La Commissione Europea ha ufficialmente avviato un’indagine formale nei confronti di Google. La big tech è sospettata di aver abusato della sua posizione dominante nel mercato per alimentare i propri strumenti basati sull’AI. L’inchiesta riguarda due fronti principali: l’uso dei contenuti provenienti da editori web e quello dei video caricati su YouTube.


Secondo Bruxelles, Google avrebbe imposto condizioni inique a creatori e publisher costringendoli a cedere i loro dati e contenuti per addestrare o arricchire di informazioni i modelli generativi; come quelli dietro le funzionalità AI Overviews e AI Mode nella ricerca. Tutto questo, senza offrire alcuna forma di equo compenso. Ancora più preoccupante è il fatto che chi pubblica online non può rifiutare questo utilizzo senza rischiare di perdere visibilità su Google Search, strumento dal quale molti dipendono per il traffico.
Questa dinamica alimenta il fenomeno ribattezzato da più parti come Google Zero; ovvero, un punto in cui la pagina dei risultati non rimanda più a siti esterni. Il risultato: editori, creatori e realtà digitali sono tagliate fuori dal flusso di visitatori e introiti pubblicitari. La Commissione intende capire se questa strategia violi l’articolo 102 del Trattato sul funzionamento dell’Unione Europea; nel art.102 è vietato l’abuso di posizione dominante.
L’indagine si estende anche a YouTube; qui, i termini di servizio obbligano chi carica video a concedere a Google il diritto di usare quel materiale per l’addestramento AI. Tuttavia, gli stessi termini vietano ai concorrenti di fare lo stesso. Un doppio binario che potrebbe aver creato un vantaggio artificiale e insostenibile per il colosso americano.
Google e il conflitto tra innovazione ed equità nel mercato digitale europeo
L’indagine tocca l’argomento sensibile della sostenibilità dell’ecosistema digitale europeo. Teresa Ribera, vicepresidente esecutiva della Commissione, afferma che una società libera e democratica ha bisogno di un panorama mediatico diversificato; di accesso aperto all’informazione, di un settore creativo vivace. La rapida ascesa dell’AI, per quanto portatrice di benefici concreti, non deve minare questi pilastri.
Google, con i suoi 350 miliardi di dollari di fatturato annuo nel 2024, potrebbe vedersi infliggere una multa fino al 10% del suo giro d’affari globale. Ossia una multa di 35 miliardi di dollari, se venisse riconosciuta colpevole di aver distorto la concorrenza.
Il punto centrale è l’assenza di una scelta reale per chi produce contenuti.
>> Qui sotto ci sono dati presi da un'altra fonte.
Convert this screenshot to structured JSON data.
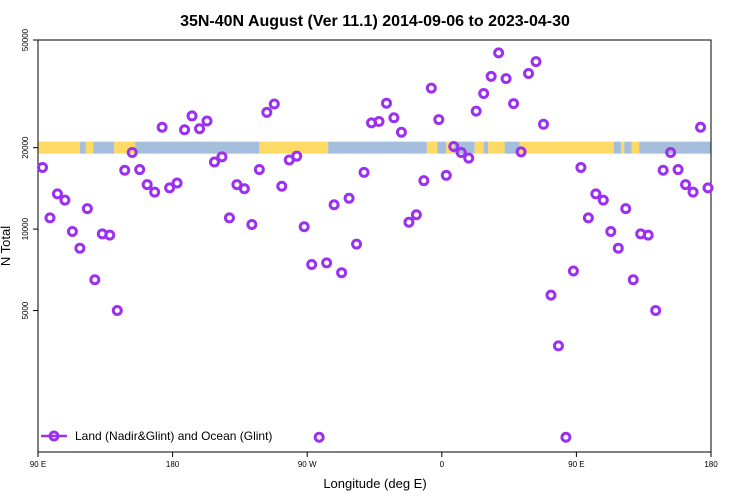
{
  "chart_data": {
    "type": "scatter",
    "title": "35N-40N August (Ver 11.1)   2014-09-06 to 2023-04-30",
    "xlabel": "Longitude (deg E)",
    "ylabel": "N Total",
    "x_ticks": [
      {
        "value": 90,
        "label": "90 E"
      },
      {
        "value": 180,
        "label": "180"
      },
      {
        "value": 270,
        "label": "90 W"
      },
      {
        "value": 360,
        "label": "0"
      },
      {
        "value": 450,
        "label": "90 E"
      },
      {
        "value": 540,
        "label": "180"
      }
    ],
    "y_ticks": [
      {
        "value": 5000,
        "label": "5000"
      },
      {
        "value": 10000,
        "label": "10000"
      },
      {
        "value": 20000,
        "label": "20000"
      },
      {
        "value": 50000,
        "label": "50000"
      }
    ],
    "y_scale": "log",
    "xlim": [
      90,
      540
    ],
    "ylim": [
      1500,
      50000
    ],
    "grid": false,
    "legend_position": "bottom-left",
    "colors": {
      "series": "#9B30F0",
      "land": "#FFD966",
      "ocean": "#A5BEDC"
    },
    "land_ocean_band": {
      "y_center": 20000,
      "segments": [
        {
          "type": "land",
          "from": 90,
          "to": 118
        },
        {
          "type": "ocean",
          "from": 118,
          "to": 122
        },
        {
          "type": "land",
          "from": 122,
          "to": 127
        },
        {
          "type": "ocean",
          "from": 127,
          "to": 141
        },
        {
          "type": "land",
          "from": 141,
          "to": 155
        },
        {
          "type": "ocean",
          "from": 155,
          "to": 238
        },
        {
          "type": "land",
          "from": 238,
          "to": 284
        },
        {
          "type": "ocean",
          "from": 284,
          "to": 350
        },
        {
          "type": "land",
          "from": 350,
          "to": 357
        },
        {
          "type": "ocean",
          "from": 357,
          "to": 363
        },
        {
          "type": "land",
          "from": 363,
          "to": 368
        },
        {
          "type": "ocean",
          "from": 368,
          "to": 382
        },
        {
          "type": "land",
          "from": 382,
          "to": 388
        },
        {
          "type": "ocean",
          "from": 388,
          "to": 391
        },
        {
          "type": "land",
          "from": 391,
          "to": 402
        },
        {
          "type": "ocean",
          "from": 402,
          "to": 412
        },
        {
          "type": "land",
          "from": 412,
          "to": 475
        },
        {
          "type": "ocean",
          "from": 475,
          "to": 480
        },
        {
          "type": "land",
          "from": 480,
          "to": 482
        },
        {
          "type": "ocean",
          "from": 482,
          "to": 487
        },
        {
          "type": "land",
          "from": 487,
          "to": 492
        },
        {
          "type": "ocean",
          "from": 492,
          "to": 540
        }
      ]
    },
    "series": [
      {
        "name": "Land (Nadir&Glint) and Ocean (Glint)",
        "points": [
          [
            93,
            16900
          ],
          [
            98,
            11000
          ],
          [
            103,
            13500
          ],
          [
            108,
            12800
          ],
          [
            113,
            9800
          ],
          [
            118,
            8500
          ],
          [
            123,
            11900
          ],
          [
            128,
            6500
          ],
          [
            133,
            9600
          ],
          [
            138,
            9500
          ],
          [
            143,
            5000
          ],
          [
            148,
            16500
          ],
          [
            153,
            19200
          ],
          [
            158,
            16600
          ],
          [
            163,
            14600
          ],
          [
            168,
            13700
          ],
          [
            173,
            23800
          ],
          [
            178,
            14200
          ],
          [
            183,
            14800
          ],
          [
            188,
            23300
          ],
          [
            193,
            26200
          ],
          [
            198,
            23500
          ],
          [
            203,
            25100
          ],
          [
            208,
            17700
          ],
          [
            213,
            18500
          ],
          [
            218,
            11000
          ],
          [
            223,
            14600
          ],
          [
            228,
            14100
          ],
          [
            233,
            10400
          ],
          [
            238,
            16600
          ],
          [
            243,
            27000
          ],
          [
            248,
            29000
          ],
          [
            253,
            14400
          ],
          [
            258,
            18000
          ],
          [
            263,
            18600
          ],
          [
            268,
            10200
          ],
          [
            273,
            7400
          ],
          [
            278,
            1700
          ],
          [
            283,
            7500
          ],
          [
            288,
            12300
          ],
          [
            293,
            6900
          ],
          [
            298,
            13000
          ],
          [
            303,
            8800
          ],
          [
            308,
            16200
          ],
          [
            313,
            24700
          ],
          [
            318,
            25000
          ],
          [
            323,
            29200
          ],
          [
            328,
            25800
          ],
          [
            333,
            22800
          ],
          [
            338,
            10600
          ],
          [
            343,
            11300
          ],
          [
            348,
            15100
          ],
          [
            353,
            33200
          ],
          [
            358,
            25400
          ],
          [
            363,
            15800
          ],
          [
            368,
            20200
          ],
          [
            373,
            19200
          ],
          [
            378,
            18300
          ],
          [
            383,
            27300
          ],
          [
            388,
            31700
          ],
          [
            393,
            36700
          ],
          [
            398,
            44800
          ],
          [
            403,
            36000
          ],
          [
            408,
            29100
          ],
          [
            413,
            19300
          ],
          [
            418,
            37600
          ],
          [
            423,
            41600
          ],
          [
            428,
            24400
          ],
          [
            433,
            5700
          ],
          [
            438,
            3700
          ],
          [
            443,
            1700
          ],
          [
            448,
            7000
          ],
          [
            453,
            16900
          ],
          [
            458,
            11000
          ],
          [
            463,
            13500
          ],
          [
            468,
            12800
          ],
          [
            473,
            9800
          ],
          [
            478,
            8500
          ],
          [
            483,
            11900
          ],
          [
            488,
            6500
          ],
          [
            493,
            9600
          ],
          [
            498,
            9500
          ],
          [
            503,
            5000
          ],
          [
            508,
            16500
          ],
          [
            513,
            19200
          ],
          [
            518,
            16600
          ],
          [
            523,
            14600
          ],
          [
            528,
            13700
          ],
          [
            533,
            23800
          ],
          [
            538,
            14200
          ]
        ]
      }
    ]
  }
}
Gli editori vedono i propri articoli digeriti da algoritmi che generano risposte direttamente nella pagina di ricerca; spesso senza neanche citare la fonte o offrire un link utile. I creatori di YouTube non ricevono alcun ritorno economico per il contributo offerto al miglioramento dei modelli AI di Google; pur essendo vincolati a non poter condividere i propri contenuti con sviluppatori rivali.
Questo sistema crea un cortocircuito competitivo. Le startup europee che cercano di sviluppare alternative AI si trovano con le mani legate; non possono accedere alla stessa mole di dati, né competere su un campo livellato. L’obiettivo della Commissione è quello di ridefinire le regole del gioco, assicurando che l’innovazione non paghi il prezzo della sopraffazione.
Nuovo equilibrio tra giganti tech e creatori di contenuti
Il caso Google è uno dei tanti che alimentano la crescente tensione tra le grandi piattaforme e la sopravvivenza di chi alimenta il web con contenuti originali. Se la Commissione dovesse concludere che Google ha effettivamente abusato della sua posizione dominante, le conseguenze andrebbero ben oltre una semplice multa. Porterebbe a un ripensamento strutturale di come i motori di ricerca integrano informazioni di terze parti. Anche i termini di servizio di piattaforme come YouTube cambierebbero. Il tutto nel pieno rispetto del principio secondo il quale chi crea valore deve poter decidere come e se condividerlo.
L’indagine durerà mesi, forse anni, ma il segnale è che l’Europa non intende lasciare che il futuro digitale sia scritto da pochi senza controllo. Per editori, creatori e sviluppatori indipendenti, questa è una finestra di opportunità per far valere il proprio ruolo. Per Google, è un momento di resa dei conti che potrebbe costare miliardi, ma anche costringere a una trasformazione più sostenibile.